Morava num bairro latino de Compton, subúrbio paupérrimo de Los
Angeles.
“Em
Compton tem gente de toda parte, até da Ásia”, ele disse. “A
violência lá é brasileira, gangues mexicanas pra dar com pau. Os
caras só andam armados, são loucos por armas, nunca vi tanta arma.
Mas quando eles sabem que você é brasileiro e não quer encrenca, a
coisa fica mais fácil.”
Abrantes
conheceu um mexicano, entregador de pizza, e se apresentou ao gerente
da pizzaria. Disse que na América o destino de brasileiros pobres é
ser entregador de pizza. Ele ganhava em cinco dias o que ganharia em
um mês de trabalho no Brasil. Mas ralava dia e noite, só descansava
uma segunda-feira por mês. Um ano depois, a namorada viajou para
Compton.
“Não
aguentou três semanas”, ele disse. “Voltou para São Paulo com
os quatro mil dólares que eu tinha economizado. Disse pra ela: ‘Dá
a metade pra minha mãe’. Me deixou sozinho na batalha, e eu morria
de saudade dela e da velha. Quando tirei uma semana de férias, fui a
Las Vegas, fiquei num hotel barato, uns trinta dólares a diária.

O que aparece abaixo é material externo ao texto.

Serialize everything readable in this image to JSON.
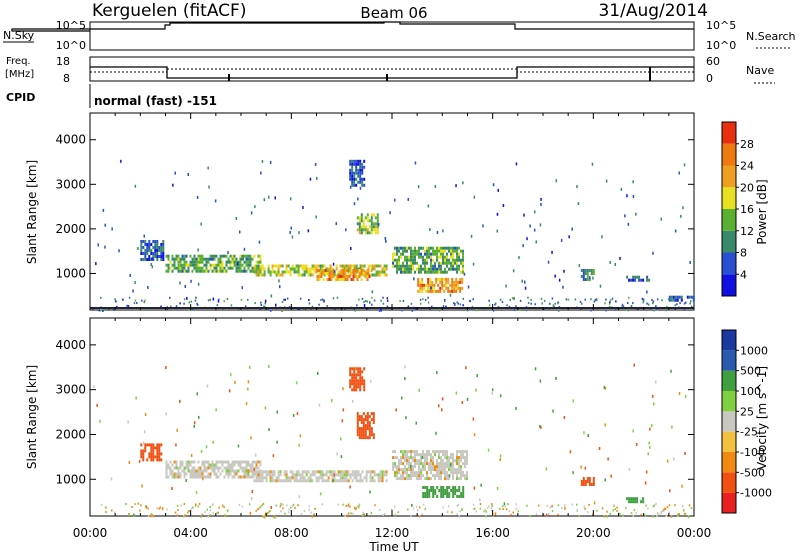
{
  "header": {
    "station": "Kerguelen (fitACF)",
    "beam": "Beam 06",
    "date": "31/Aug/2014"
  },
  "panels": {
    "nsky_label": "N.Sky",
    "nsearch_label": "N.Search",
    "freq_label_line1": "Freq.",
    "freq_label_line2": "[MHz]",
    "nave_label": "Nave",
    "cpid_label": "CPID",
    "cpid_value": "normal (fast) -151",
    "nsky_ticks": [
      "10^5",
      "10^0"
    ],
    "nsearch_ticks": [
      "10^5",
      "10^0"
    ],
    "freq_ticks": [
      "18",
      "8"
    ],
    "nave_ticks": [
      "60",
      "0"
    ]
  },
  "colors": {
    "power": [
      "#1010e0",
      "#2850d0",
      "#3a8a6a",
      "#5ab030",
      "#e8e020",
      "#f0a020",
      "#ef7a10",
      "#e83010"
    ],
    "velocity": [
      "#e82020",
      "#f05010",
      "#f08a10",
      "#f4c040",
      "#c8c8c0",
      "#80d040",
      "#40a040",
      "#2a5ab0",
      "#1a3aa0"
    ]
  },
  "chart_data": [
    {
      "type": "heatmap",
      "ylabel": "Slant Range [km]",
      "xlabel": "Time UT",
      "x_ticks": [
        "00:00",
        "04:00",
        "08:00",
        "12:00",
        "16:00",
        "20:00",
        "00:00"
      ],
      "xlim_hours": [
        0,
        24
      ],
      "y_ticks": [
        1000,
        2000,
        3000,
        4000
      ],
      "ylim": [
        180,
        4600
      ],
      "colorbar": {
        "label": "Power [dB]",
        "ticks": [
          "4",
          "8",
          "12",
          "16",
          "20",
          "24",
          "28"
        ],
        "range": [
          0,
          30
        ]
      },
      "echo_regions": [
        {
          "t0": 3.0,
          "t1": 6.8,
          "r0": 1080,
          "r1": 1420,
          "level": 12
        },
        {
          "t0": 6.5,
          "t1": 11.8,
          "r0": 950,
          "r1": 1200,
          "level": 16
        },
        {
          "t0": 9.0,
          "t1": 11.2,
          "r0": 880,
          "r1": 1100,
          "level": 22
        },
        {
          "t0": 12.0,
          "t1": 14.8,
          "r0": 1000,
          "r1": 1600,
          "level": 12
        },
        {
          "t0": 13.0,
          "t1": 14.8,
          "r0": 580,
          "r1": 900,
          "level": 22
        },
        {
          "t0": 10.6,
          "t1": 11.4,
          "r0": 1900,
          "r1": 2350,
          "level": 14
        },
        {
          "t0": 10.3,
          "t1": 10.9,
          "r0": 3000,
          "r1": 3550,
          "level": 6
        },
        {
          "t0": 2.0,
          "t1": 2.9,
          "r0": 1300,
          "r1": 1750,
          "level": 6
        },
        {
          "t0": 19.5,
          "t1": 20.0,
          "r0": 850,
          "r1": 1100,
          "level": 10
        },
        {
          "t0": 21.3,
          "t1": 22.2,
          "r0": 880,
          "r1": 950,
          "level": 6
        },
        {
          "t0": 23.0,
          "t1": 24.0,
          "r0": 400,
          "r1": 500,
          "level": 6
        }
      ]
    },
    {
      "type": "heatmap",
      "ylabel": "Slant Range [km]",
      "xlabel": "Time UT",
      "x_ticks": [
        "00:00",
        "04:00",
        "08:00",
        "12:00",
        "16:00",
        "20:00",
        "00:00"
      ],
      "xlim_hours": [
        0,
        24
      ],
      "y_ticks": [
        1000,
        2000,
        3000,
        4000
      ],
      "ylim": [
        180,
        4600
      ],
      "colorbar": {
        "label": "Velocity [m s^-1]",
        "ticks": [
          "1000",
          "500",
          "100",
          "25",
          "-25",
          "-100",
          "-500",
          "-1000"
        ],
        "range": [
          -1000,
          1000
        ]
      },
      "echo_regions": [
        {
          "t0": 3.0,
          "t1": 6.8,
          "r0": 1080,
          "r1": 1420,
          "level": 0
        },
        {
          "t0": 6.5,
          "t1": 11.8,
          "r0": 950,
          "r1": 1200,
          "level": 0
        },
        {
          "t0": 12.0,
          "t1": 15.0,
          "r0": 1000,
          "r1": 1650,
          "level": 0
        },
        {
          "t0": 13.2,
          "t1": 14.8,
          "r0": 600,
          "r1": 850,
          "level": 150
        },
        {
          "t0": 10.6,
          "t1": 11.3,
          "r0": 1900,
          "r1": 2500,
          "level": -300
        },
        {
          "t0": 10.3,
          "t1": 10.9,
          "r0": 3000,
          "r1": 3500,
          "level": -200
        },
        {
          "t0": 2.0,
          "t1": 2.8,
          "r0": 1450,
          "r1": 1800,
          "level": -150
        },
        {
          "t0": 19.5,
          "t1": 20.0,
          "r0": 850,
          "r1": 1050,
          "level": -150
        },
        {
          "t0": 21.3,
          "t1": 22.0,
          "r0": 500,
          "r1": 600,
          "level": 300
        }
      ]
    }
  ]
}
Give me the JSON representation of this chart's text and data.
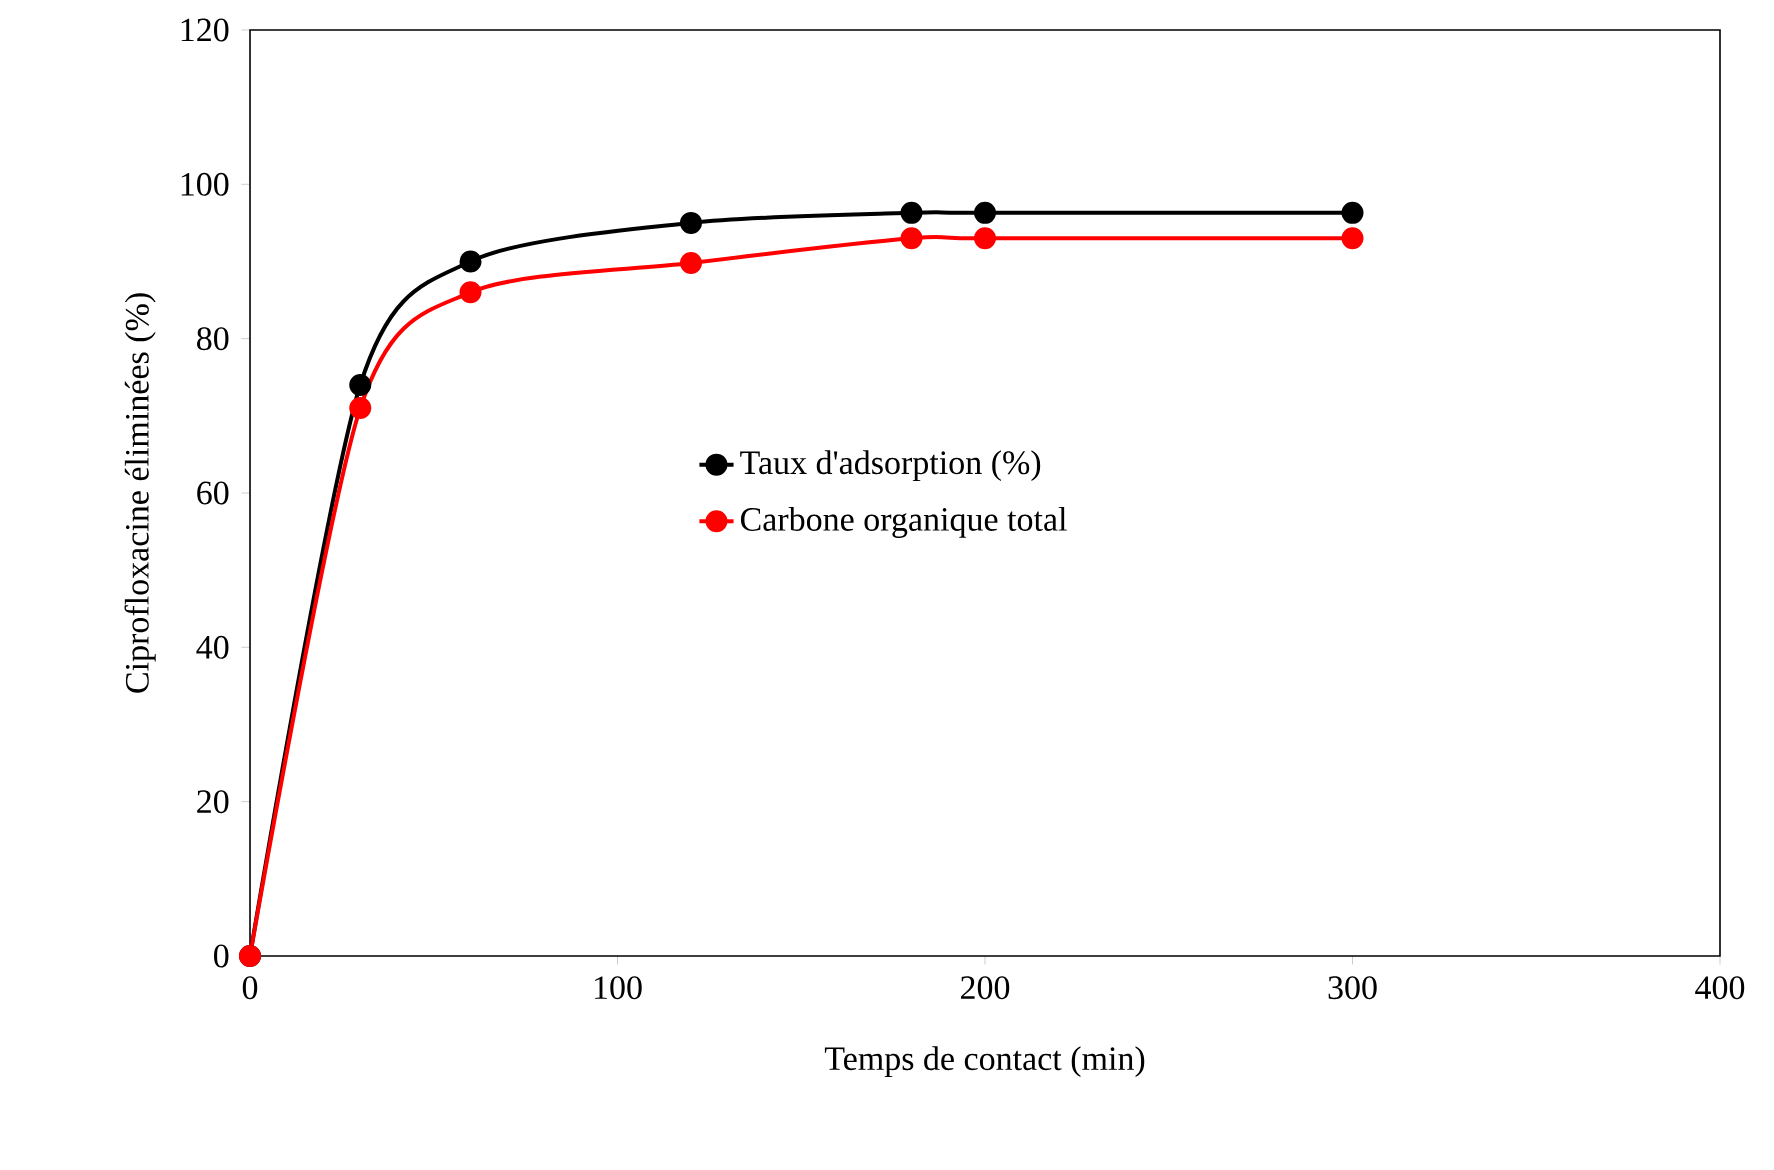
{
  "chart_data": {
    "type": "line",
    "xlabel": "Temps de contact (min)",
    "ylabel": "Ciprofloxacine éliminées (%)",
    "x": [
      0,
      30,
      60,
      120,
      180,
      200,
      300
    ],
    "series": [
      {
        "name": "Taux d'adsorption (%)",
        "color": "#000000",
        "values": [
          0,
          74,
          90,
          95,
          96.3,
          96.3,
          96.3
        ]
      },
      {
        "name": "Carbone organique total",
        "color": "#ff0000",
        "values": [
          0,
          71,
          86,
          89.8,
          93,
          93,
          93
        ]
      }
    ],
    "xlim": [
      0,
      400
    ],
    "xticks": [
      0,
      100,
      200,
      300,
      400
    ],
    "ylim": [
      0,
      120
    ],
    "yticks": [
      0,
      20,
      40,
      60,
      80,
      100,
      120
    ],
    "grid": false,
    "legend": "left",
    "marker": "circle",
    "line_style": "solid"
  }
}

Joguei, me diverti, perdi quatrocentos dólares na jogatina e voltei
para a pizzaria. Uma noite, eu ia sair para fazer uma entrega em
Beverly Hills, quando vi um monumento na porta da pizzaria. Sabe quem
era? Raquel Welch, doutor.”
“Não
sou doutor”, eu disse.
“A
própria, doutor. A pizza dançou nos meus braços. Meu amigo
mexicano me disse: ‘Es la mujer del patrón, hombre’. Aí
eu soube que o meu patrão tinha dezenas de pizzarias na Califórnia.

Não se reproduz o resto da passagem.